Temporal stability in predictive process monitoring

• Published in: Data mining and knowledge discovery Vol. 32; no. 5; pp. 1306 - 1338
• Main Authors: Teinemaa, Irene, Dumas, Marlon, Leontjeva, Anna, Maggi, Fabrizio Maria
• Format: Journal Article
• Language: English
• Published: New York Springer US 01.09.2018; Springer Nature B.V
• Subjects: Accuracy; Artificial Intelligence; Chemistry and Earth Sciences; Computer Science; Data Mining and Knowledge Discovery; Decision trees; Information Storage and Retrieval; Journal Track of ECML PKDD 2018; Monitoring; Neural networks; Optimization; Physics; Predictions; Stability analysis; Statistics for Engineering; Predictive process monitoring; Early sequence classification; Stability
• ISSN: 1384-5810; 1573-756X
• DOI: 10.1007/s10618-018-0575-9

Predictive process monitoring is concerned with the analysis of events produced during the execution of a business process in order to predict as early as possible the final outcome of an ongoing case. Traditionally, predictive process monitoring methods are optimized with respect to accuracy.
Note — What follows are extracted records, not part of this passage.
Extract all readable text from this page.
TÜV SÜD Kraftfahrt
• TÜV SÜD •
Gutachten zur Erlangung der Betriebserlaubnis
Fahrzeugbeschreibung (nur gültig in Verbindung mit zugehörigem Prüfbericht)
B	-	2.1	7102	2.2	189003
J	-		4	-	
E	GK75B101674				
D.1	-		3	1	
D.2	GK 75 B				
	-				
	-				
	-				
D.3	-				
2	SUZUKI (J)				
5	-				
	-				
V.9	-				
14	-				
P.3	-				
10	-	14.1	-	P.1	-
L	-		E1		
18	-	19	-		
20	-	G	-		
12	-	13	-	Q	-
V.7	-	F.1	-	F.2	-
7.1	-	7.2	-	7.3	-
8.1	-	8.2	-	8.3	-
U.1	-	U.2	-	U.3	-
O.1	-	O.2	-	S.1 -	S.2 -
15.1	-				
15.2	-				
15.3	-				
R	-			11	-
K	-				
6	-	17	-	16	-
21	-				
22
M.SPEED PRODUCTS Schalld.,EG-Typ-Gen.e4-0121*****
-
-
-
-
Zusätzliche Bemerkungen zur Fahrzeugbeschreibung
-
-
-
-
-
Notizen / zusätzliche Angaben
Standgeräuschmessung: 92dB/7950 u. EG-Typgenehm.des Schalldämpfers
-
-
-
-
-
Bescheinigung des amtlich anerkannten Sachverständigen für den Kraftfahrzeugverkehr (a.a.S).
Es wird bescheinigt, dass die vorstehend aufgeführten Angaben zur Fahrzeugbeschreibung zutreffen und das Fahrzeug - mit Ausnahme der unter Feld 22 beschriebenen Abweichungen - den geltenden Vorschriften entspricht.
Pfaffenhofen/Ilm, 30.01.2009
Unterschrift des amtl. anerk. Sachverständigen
However, in environments where users make decisions and take actions in response to the predictions they receive, it is equally important to optimize the stability of the successive predictions made for each case. To this end, this paper defines a notion of temporal stability for binary classification tasks in predictive process monitoring and evaluates existing methods with respect to both temporal stability and accuracy. We find that methods based on XGBoost and LSTM neural networks exhibit the highest temporal stability. We then show that temporal stability can be enhanced by hyperparameter-optimizing random forests and XGBoost classifiers with respect to inter-run stability. Finally, we show that time series smoothing techniques can further enhance temporal stability at the expense of slightly lower accuracy.